Reputation: 58806
What is the easiest to use distributed map reduce programming system?
For example. in a distributed datastore containing many users, each with many connections, say I wanted to count the total number of connections:
Map:
for all records of type "user"
do for each user
count number of connections
retrun connection_count_for_one_user
Reduce:
reduce (connection_count_for_one_user)
total_connections += connection_count_for_one_user
Is there any mapreduce system that lets me program in this way?
Upvotes: 0
Views: 2097
Reputation: 13937
Well i'll take a stab at making some suggestions, but your question isn't too clear.
So how are you storing your data? The storage mechanism is separate to how you apply MapReduce algorithms to the data. I'm going to assume you are using the Hadoop Distributed File System.
The problem you illustrate actually looks very similar to the typical Hadoop MapReduce word count example. Instead of words you are just counting users instead.
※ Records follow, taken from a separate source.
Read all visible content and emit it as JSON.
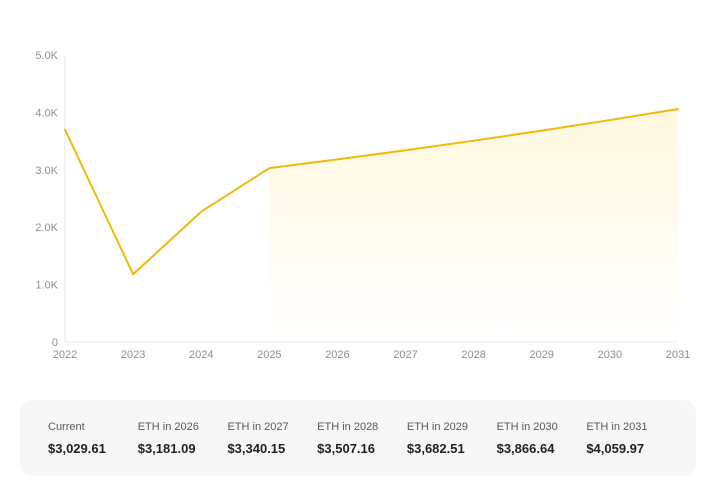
{
  "chart_data": {
    "type": "line",
    "x": [
      "2022",
      "2023",
      "2024",
      "2025",
      "2026",
      "2027",
      "2028",
      "2029",
      "2030",
      "2031"
    ],
    "series": [
      {
        "values": [
          3700,
          1180,
          2270,
          3029.61,
          3181.09,
          3340.15,
          3507.16,
          3682.51,
          3866.64,
          4059.97
        ]
      }
    ],
    "yticks": [
      0,
      1000,
      2000,
      3000,
      4000,
      5000
    ],
    "ytick_labels": [
      "0",
      "1.0K",
      "2.0K",
      "3.0K",
      "4.0K",
      "5.0K"
    ],
    "ylim": [
      0,
      5000
    ],
    "forecast_shaded_from": "2025",
    "grid": false,
    "line_color": "#f0b90b",
    "fill_color": "#fcd535"
  },
  "summary": [
    {
      "label": "Current",
      "value": "$3,029.61"
    },
    {
      "label": "ETH in 2026",
      "value": "$3,181.09"
    },
    {
      "label": "ETH in 2027",
      "value": "$3,340.15"
    },
    {
      "label": "ETH in 2028",
      "value": "$3,507.16"
    },
    {
      "label": "ETH in 2029",
      "value": "$3,682.51"
    },
    {
      "label": "ETH in 2030",
      "value": "$3,866.64"
    },
    {
      "label": "ETH in 2031",
      "value": "$4,059.97"
    }
  ]
}
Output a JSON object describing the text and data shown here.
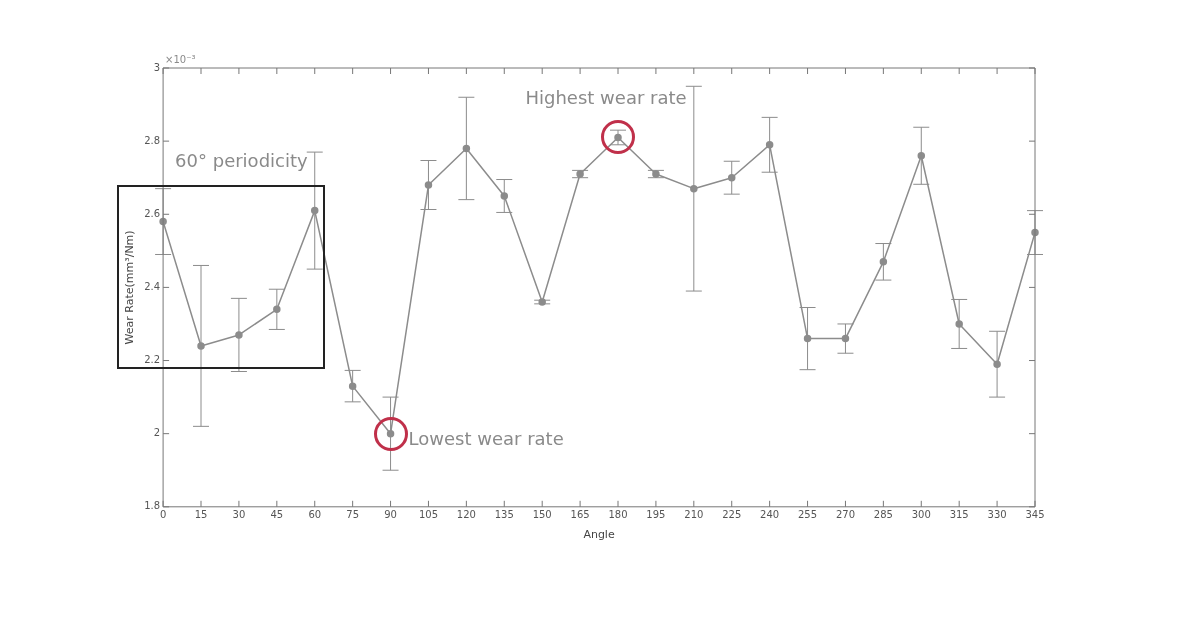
{
  "chart_data": {
    "type": "line",
    "xlabel": "Angle",
    "ylabel": "Wear Rate(mm³/Nm)",
    "x": [
      0,
      15,
      30,
      45,
      60,
      75,
      90,
      105,
      120,
      135,
      150,
      165,
      180,
      195,
      210,
      225,
      240,
      255,
      270,
      285,
      300,
      315,
      330,
      345
    ],
    "series": [
      {
        "color": "#8c8c8c",
        "values": [
          2.58,
          2.24,
          2.27,
          2.34,
          2.61,
          2.13,
          2.0,
          2.68,
          2.78,
          2.65,
          2.36,
          2.71,
          2.81,
          2.71,
          2.67,
          2.7,
          2.79,
          2.26,
          2.26,
          2.47,
          2.76,
          2.3,
          2.19,
          2.55
        ],
        "errors": [
          0.09,
          0.22,
          0.1,
          0.055,
          0.16,
          0.043,
          0.1,
          0.067,
          0.14,
          0.045,
          0.005,
          0.01,
          0.02,
          0.01,
          0.28,
          0.045,
          0.075,
          0.085,
          0.04,
          0.05,
          0.078,
          0.067,
          0.09,
          0.06
        ]
      }
    ],
    "xlim": [
      0,
      345
    ],
    "xticks": [
      0,
      15,
      30,
      45,
      60,
      75,
      90,
      105,
      120,
      135,
      150,
      165,
      180,
      195,
      210,
      225,
      240,
      255,
      270,
      285,
      300,
      315,
      330,
      345
    ],
    "ylim": [
      1.8,
      3
    ],
    "yticks": [
      1.8,
      2,
      2.2,
      2.4,
      2.6,
      2.8,
      3
    ],
    "marker": "circle",
    "line_style": "solid",
    "grid": false,
    "legend": false,
    "annotations": [
      "×10⁻³",
      "60° periodicity",
      {
        "text": "Highest wear rate",
        "x": 180,
        "y": 2.81
      },
      {
        "text": "Lowest wear rate",
        "x": 90,
        "y": 2.0
      }
    ]
  }
}
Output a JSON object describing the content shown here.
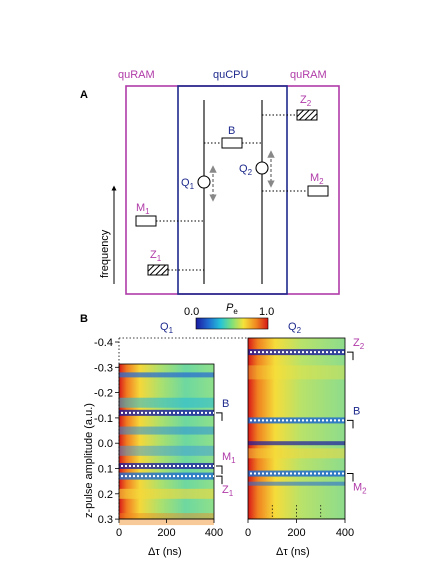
{
  "panel_a": {
    "label": "A",
    "header_left": "quRAM",
    "header_center": "quCPU",
    "header_right": "quRAM",
    "axis_label": "frequency",
    "elements": {
      "z2": "Z",
      "z2_sub": "2",
      "b": "B",
      "q1": "Q",
      "q1_sub": "1",
      "q2": "Q",
      "q2_sub": "2",
      "m2": "M",
      "m2_sub": "2",
      "m1": "M",
      "m1_sub": "1",
      "z1": "Z",
      "z1_sub": "1"
    },
    "colors": {
      "quram": "#b03aa8",
      "qucpu": "#1e2a8c"
    }
  },
  "panel_b": {
    "label": "B",
    "colorbar": {
      "min": "0.0",
      "max": "1.0",
      "label": "P",
      "label_sub": "e",
      "colormap": [
        "#1a1aa0",
        "#1f6ad0",
        "#25c3d8",
        "#7fe07a",
        "#f5e23a",
        "#f08a20",
        "#d61818"
      ]
    },
    "ylabel": "z-pulse amplitude (a.u.)",
    "xlabel": "Δτ (ns)",
    "left_title": "Q",
    "left_title_sub": "1",
    "right_title": "Q",
    "right_title_sub": "2",
    "yticks": [
      "-0.4",
      "-0.3",
      "-0.2",
      "-0.1",
      "0.0",
      "0.1",
      "0.2",
      "0.3"
    ],
    "xticks_left": [
      "0",
      "200",
      "400"
    ],
    "xticks_right": [
      "0",
      "200",
      "400"
    ],
    "markers_left": [
      {
        "text": "B",
        "sub": "",
        "value": -0.12
      },
      {
        "text": "M",
        "sub": "1",
        "value": 0.09
      },
      {
        "text": "Z",
        "sub": "1",
        "value": 0.13
      }
    ],
    "markers_right": [
      {
        "text": "Z",
        "sub": "2",
        "value": -0.36
      },
      {
        "text": "B",
        "sub": "",
        "value": -0.09
      },
      {
        "text": "M",
        "sub": "2",
        "value": 0.12
      }
    ],
    "left_amplitude_range": [
      -0.28,
      0.37
    ],
    "right_amplitude_range": [
      -0.37,
      0.37
    ]
  }
}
Some of the options you have for applying MapReduce to data stored on a HDFS are:
Which is easiest?
Well that all depends on what you feel comfortable with. If know Java take a look at the standard Java framework. If you are used to scripting languages you could use Pig or streaming. If you know SQL you could take a look at using Hive QL to query the HDFS. I would take a look the documentation for each as a starting point.
Upvotes: 2